Domestic Labour and Visual Representation, 1980, was the final work made by The Hackney Flashers, a London
based socialist feminist photography collective. Taking the form of an educational pack for schools and community centres, it includes twenty-four image slides and an accompanying booklet with reading suggestions and discussion questions. The pack repurposes images from their two projects Women and Work, 1975 and Who’s Holding the Baby?, 1978, which were originally presented on cheap, portable laminated panels. The images from Who’s Holding the Baby? examine the lack of state-funded childcare and how this intersected with issues of low income and poor housing, as well as the effects that these factors had upon caregivers, who were predominantly women. Showing a community nursery in North East London that was established by local women as an attempt at self-organisation, they throw into relief the ways in which the reproduction of life came into increasing conflict with the demands of capitalism. The project combined research into childcare facilities and interviews with parents and workers at the nursery with visual material, including photographs, cartoons and appropriated advertising images.
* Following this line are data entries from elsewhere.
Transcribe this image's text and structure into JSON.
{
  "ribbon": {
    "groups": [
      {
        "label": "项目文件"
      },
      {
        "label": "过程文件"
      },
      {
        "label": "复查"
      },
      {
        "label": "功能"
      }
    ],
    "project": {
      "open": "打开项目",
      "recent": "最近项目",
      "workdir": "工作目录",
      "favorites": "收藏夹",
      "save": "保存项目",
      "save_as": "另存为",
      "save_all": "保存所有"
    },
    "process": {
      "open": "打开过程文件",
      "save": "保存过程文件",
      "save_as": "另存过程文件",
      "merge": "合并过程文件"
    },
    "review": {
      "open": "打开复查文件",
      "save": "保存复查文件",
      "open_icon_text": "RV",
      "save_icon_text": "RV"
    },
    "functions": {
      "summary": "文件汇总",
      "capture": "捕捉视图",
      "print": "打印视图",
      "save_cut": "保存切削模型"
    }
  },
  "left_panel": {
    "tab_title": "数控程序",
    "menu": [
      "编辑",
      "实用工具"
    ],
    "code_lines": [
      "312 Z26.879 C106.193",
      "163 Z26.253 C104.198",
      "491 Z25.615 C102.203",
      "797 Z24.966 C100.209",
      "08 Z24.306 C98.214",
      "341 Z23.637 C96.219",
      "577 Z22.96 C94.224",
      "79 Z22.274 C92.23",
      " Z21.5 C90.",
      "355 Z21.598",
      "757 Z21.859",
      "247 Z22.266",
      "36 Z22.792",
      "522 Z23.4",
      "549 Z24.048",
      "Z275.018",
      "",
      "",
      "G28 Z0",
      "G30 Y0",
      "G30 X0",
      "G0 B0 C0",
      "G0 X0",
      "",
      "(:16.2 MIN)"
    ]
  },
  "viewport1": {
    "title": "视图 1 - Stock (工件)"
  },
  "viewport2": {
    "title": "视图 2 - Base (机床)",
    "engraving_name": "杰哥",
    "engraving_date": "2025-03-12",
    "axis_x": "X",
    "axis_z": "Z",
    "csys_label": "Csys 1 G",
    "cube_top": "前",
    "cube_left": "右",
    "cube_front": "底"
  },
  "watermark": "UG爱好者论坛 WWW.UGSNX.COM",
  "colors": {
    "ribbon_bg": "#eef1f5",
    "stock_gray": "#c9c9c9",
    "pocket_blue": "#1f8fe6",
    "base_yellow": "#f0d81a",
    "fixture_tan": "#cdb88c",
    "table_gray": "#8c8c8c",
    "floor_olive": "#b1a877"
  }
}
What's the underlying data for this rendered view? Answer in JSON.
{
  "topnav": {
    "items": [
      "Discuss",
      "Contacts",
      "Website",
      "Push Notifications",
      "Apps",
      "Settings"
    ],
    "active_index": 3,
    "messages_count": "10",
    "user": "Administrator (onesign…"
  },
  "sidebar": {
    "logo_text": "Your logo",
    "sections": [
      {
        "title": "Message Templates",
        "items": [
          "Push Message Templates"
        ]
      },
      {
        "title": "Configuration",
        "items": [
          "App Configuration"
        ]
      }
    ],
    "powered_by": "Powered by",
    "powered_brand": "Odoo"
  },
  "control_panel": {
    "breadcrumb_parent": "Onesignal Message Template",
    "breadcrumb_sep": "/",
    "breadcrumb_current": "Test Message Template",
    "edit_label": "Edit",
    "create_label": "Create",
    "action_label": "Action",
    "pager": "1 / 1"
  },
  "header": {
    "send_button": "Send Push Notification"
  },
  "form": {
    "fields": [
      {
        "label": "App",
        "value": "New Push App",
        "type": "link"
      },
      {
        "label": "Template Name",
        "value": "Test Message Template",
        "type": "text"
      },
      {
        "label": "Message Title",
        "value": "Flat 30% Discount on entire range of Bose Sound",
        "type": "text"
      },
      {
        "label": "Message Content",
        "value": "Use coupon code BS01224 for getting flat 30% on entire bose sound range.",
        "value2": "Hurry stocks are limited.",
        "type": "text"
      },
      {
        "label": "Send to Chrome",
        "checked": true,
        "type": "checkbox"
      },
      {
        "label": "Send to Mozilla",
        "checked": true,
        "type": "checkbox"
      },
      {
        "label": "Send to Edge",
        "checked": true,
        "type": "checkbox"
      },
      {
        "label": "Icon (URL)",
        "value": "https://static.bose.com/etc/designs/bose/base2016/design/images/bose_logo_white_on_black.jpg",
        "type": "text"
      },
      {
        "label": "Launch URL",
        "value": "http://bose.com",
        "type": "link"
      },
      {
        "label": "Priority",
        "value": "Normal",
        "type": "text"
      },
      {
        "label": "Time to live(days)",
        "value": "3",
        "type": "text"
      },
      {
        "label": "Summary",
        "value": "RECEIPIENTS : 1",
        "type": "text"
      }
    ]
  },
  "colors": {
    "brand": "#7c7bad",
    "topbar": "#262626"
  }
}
In the images we see the collective power of women working together, washing, cooking, cleaning and looking after children. While work, sociability and reproduction are shown to coalesce, attention to portability, reproducibility and audience access link their projects to a clear pedagogic intention. Additionally, the images demonstrate that the group were acutely aware of emergent models of consumerism and the effects that these ideals had upon women. A glamourous model in a red dress, posed upon a sofa, is sharply contrasted with the phrase, ‘mustn’t be late for the evening shift at the bread factory’. The gap between luxurious consumerist fantasies and the lived experience of the majority of women is emphasised by the ironic arrangement of image and text. While the work of The Hackney Flashers speaks to the current crisis of social reproduction and care labour in which the gains of second-wave feminism appear under threat, they also show how we might re-politicise child-rearing in the face of these challenges and present viewers with a tangible alternative based on solidarity and collectivism.
Taking inspiration from these important works of 1970s and 80s feminist activism that bring into dialogue women’s paid and unpaid labour, the exhibition similarly seeks to underline how these two types of work are interrelated. The fact that the responsibility of domestic work and child rearing still largely falls to women has a direct affect on their paid employment, predisposing women to an increased likelihood of being in casual, part-time and low-paid work. At the same time, forms of work traditionally deemed women’s work and those occupations geared towards women, are also devalued. It is therefore the aim of this exhibition to develop consciousness around the issue of the gendered division of labour and its social construction, with the awareness that it has particular urgency today due to the pressures that the dismantling of the welfare state and the commodification of domestic and care work are placing on women unequally across the globe.